祖父母の田舎の裏の山、誰にも使われてない井戸があった。
まだここに人が(それなりに)いた頃使われていたものだそうだが…。
長い夏の休みの最中、ふと思い至ってそこに行った所、井戸の中からこんな声が聞こえてきたんだ。

“…うらめしい、うらめしい。出られないぃ…”

いや出て来いよ!

“誰かいるの? なら助けてぇ…、指とか引っ掛ける場所無いのよぉ”

…嫌な予感しかしないが、中に何かがいるのはとても良くわかった。
中を覗けば当然暗く、木々に遮られた月の光じゃ届かない。仕方ないので手持ちの携帯ライトで照らしてみた。

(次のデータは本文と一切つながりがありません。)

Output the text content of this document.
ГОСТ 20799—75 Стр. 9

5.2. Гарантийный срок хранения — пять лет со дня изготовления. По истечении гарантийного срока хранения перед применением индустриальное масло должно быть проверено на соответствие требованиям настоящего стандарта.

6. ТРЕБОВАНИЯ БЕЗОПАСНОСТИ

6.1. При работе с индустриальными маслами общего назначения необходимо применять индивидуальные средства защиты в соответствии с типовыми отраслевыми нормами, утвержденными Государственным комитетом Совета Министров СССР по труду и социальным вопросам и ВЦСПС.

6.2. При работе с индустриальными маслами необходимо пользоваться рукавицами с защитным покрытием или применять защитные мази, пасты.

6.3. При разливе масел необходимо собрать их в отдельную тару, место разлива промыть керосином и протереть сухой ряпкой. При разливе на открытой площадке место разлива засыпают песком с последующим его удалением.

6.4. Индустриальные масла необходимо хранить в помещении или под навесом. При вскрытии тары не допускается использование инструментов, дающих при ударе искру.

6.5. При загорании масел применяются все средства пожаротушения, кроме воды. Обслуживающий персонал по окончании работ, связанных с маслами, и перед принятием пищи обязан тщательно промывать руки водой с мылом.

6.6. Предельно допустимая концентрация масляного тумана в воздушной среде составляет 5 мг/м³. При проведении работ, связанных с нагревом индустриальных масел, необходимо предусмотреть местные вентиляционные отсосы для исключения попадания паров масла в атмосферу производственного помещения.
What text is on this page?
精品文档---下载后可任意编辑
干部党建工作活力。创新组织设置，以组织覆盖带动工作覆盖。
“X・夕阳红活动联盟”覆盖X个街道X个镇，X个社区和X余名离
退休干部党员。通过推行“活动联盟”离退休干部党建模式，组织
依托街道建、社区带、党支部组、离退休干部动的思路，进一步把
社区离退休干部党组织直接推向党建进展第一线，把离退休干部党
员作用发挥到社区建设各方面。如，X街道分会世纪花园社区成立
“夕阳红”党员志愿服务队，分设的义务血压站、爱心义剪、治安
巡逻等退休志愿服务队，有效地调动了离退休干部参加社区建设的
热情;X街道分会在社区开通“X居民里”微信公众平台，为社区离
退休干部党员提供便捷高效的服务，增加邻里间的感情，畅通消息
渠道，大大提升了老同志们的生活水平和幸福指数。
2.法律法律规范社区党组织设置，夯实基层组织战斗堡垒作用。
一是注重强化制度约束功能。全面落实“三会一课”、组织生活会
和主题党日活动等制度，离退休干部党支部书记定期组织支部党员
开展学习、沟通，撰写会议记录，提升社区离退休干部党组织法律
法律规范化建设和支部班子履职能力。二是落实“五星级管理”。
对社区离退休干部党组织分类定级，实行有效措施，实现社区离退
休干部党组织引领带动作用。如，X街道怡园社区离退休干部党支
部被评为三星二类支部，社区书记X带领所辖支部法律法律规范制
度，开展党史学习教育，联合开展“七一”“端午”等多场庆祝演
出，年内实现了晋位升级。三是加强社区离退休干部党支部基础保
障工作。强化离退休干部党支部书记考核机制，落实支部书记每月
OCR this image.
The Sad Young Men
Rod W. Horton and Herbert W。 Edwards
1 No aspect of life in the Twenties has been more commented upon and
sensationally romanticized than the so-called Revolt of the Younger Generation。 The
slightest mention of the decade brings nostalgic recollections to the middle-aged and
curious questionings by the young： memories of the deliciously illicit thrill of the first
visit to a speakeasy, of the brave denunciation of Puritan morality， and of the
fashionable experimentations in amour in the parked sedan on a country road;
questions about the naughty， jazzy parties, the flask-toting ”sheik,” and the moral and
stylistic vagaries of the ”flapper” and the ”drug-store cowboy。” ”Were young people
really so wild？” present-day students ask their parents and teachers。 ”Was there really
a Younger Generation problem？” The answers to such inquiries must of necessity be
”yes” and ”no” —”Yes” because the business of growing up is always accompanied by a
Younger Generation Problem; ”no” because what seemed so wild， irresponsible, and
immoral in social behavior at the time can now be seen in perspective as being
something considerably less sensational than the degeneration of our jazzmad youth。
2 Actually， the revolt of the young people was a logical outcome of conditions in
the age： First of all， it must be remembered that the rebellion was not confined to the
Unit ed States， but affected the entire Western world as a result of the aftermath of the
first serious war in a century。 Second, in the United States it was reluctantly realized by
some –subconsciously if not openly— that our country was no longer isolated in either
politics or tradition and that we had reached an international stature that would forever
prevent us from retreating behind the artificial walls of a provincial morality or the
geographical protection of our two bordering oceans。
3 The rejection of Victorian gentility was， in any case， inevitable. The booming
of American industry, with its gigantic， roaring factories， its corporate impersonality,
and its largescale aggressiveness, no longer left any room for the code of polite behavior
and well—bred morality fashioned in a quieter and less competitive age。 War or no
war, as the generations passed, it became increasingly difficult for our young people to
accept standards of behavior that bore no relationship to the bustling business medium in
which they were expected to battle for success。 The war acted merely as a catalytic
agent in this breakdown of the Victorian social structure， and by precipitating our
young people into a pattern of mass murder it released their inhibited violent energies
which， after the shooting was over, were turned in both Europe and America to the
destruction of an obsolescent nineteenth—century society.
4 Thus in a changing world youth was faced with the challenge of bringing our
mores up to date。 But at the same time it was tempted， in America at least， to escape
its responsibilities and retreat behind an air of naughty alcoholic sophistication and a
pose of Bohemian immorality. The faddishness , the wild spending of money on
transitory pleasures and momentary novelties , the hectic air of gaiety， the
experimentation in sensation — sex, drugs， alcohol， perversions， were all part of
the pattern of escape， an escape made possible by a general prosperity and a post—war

“ぎゃぁぁ眼が! 眼がぁぁぎゃあっ!? うぅぅ痛いよぉ…”

中にいる誰かが光を直視したため驚き暴れ、井戸の壁に頭を強打してた。痛いのかよ。
…声の主が女性で、ちょっと可愛いかったのは言わないでおこう。

仕方なしに一声かけて一度家に戻り、適当なロープを持って再度山へ。
井戸の中にロープを垂らし、反応を見ます。

“何このロープ…。え、制限時間30秒!?”

究極のサバイバルアタック最終ステージのような時間制限を設けて反応を見る。
慌てているのか、あわあわした声が聞こえてきて、何故かロープに返ってくる重み。え?
どうなってるのか気になったので見てみる。

“うぅ…っ、んっ、っひふぅ…!”

登ろうとしてるのに登れてない。やだこの子非力だわ、この井戸多分底まで5m無いのに。
あ、10秒経った。

“これ、抜かないでぇ…。外に出して…、外にぃ…!”

捉えようによっては卑猥に聞こえなくもない言葉を、へろへろな喋り方をしつつ登ろうとしている。
20秒経った。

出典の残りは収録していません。